本日(4月4日)発表された2月の豪貿易収支は「4.80億豪ドルの赤字」と、市場が予想していた「11.00億豪ドルの黒字」という水準を大きく下回る結果。また、昨日(4月3日)行われた豪州準備銀行(RBA)理事会では、政策金利こそ据え置かれたものの、後に発せられた政策声明は市場関係者の予想以上に慎重な内容となりました。

一方、4月1日に中国物流購入連合会が発表した月の製造業購買担当者景気指数(PMI)は53.1と、拡大・縮小の判断の分かれ目となる50を上回り、4カ月連続の改善となりましたが、その少し前に英系金融大手HSBCが発表した3月の製造業PMIは48.3と、50を下回る結果となりました。

そこでいま、市場においてにわかに強まっているのが中国の追加緩和予測です。
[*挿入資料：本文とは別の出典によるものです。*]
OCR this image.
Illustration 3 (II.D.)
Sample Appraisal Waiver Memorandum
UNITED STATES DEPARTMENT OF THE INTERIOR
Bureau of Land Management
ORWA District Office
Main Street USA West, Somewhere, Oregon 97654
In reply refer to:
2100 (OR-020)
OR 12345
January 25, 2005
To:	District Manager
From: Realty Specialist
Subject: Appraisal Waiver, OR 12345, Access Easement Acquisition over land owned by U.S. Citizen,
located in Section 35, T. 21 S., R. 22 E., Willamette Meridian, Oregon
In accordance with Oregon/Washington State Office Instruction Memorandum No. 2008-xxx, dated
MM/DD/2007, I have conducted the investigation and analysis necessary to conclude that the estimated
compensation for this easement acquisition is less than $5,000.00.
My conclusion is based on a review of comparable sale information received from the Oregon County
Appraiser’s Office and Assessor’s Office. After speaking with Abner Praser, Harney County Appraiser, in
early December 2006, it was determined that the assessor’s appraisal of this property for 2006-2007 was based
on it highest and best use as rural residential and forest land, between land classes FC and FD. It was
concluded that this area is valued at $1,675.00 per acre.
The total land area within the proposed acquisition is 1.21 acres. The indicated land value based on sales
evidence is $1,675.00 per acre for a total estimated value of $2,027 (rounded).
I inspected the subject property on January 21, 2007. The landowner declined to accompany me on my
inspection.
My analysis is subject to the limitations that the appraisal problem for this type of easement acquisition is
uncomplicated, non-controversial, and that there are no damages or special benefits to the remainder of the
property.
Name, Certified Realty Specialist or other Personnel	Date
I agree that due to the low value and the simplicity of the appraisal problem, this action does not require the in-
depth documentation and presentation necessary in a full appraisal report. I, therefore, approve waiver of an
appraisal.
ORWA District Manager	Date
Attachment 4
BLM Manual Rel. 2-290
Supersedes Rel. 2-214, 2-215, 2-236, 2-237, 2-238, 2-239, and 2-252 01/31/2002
周知の通り、中国は今秋に5年に一度の共産党大会を控えており、それまでの間は景気浮揚や株価上昇を促すような政策を実施する可能性が高いとされています。市場関係者のなかには「4月中にも預金準備率の引き下げが実施される」と見る向きもあり、そうなれば中国経済や豪州経済の先行きに対する見方も大分変わってくるものと思われます。

つまり、中国が追加緩和策の実施に踏み切れば、豪ドル/円の調整局面も終わりのときを迎える可能性が高いものと見られます。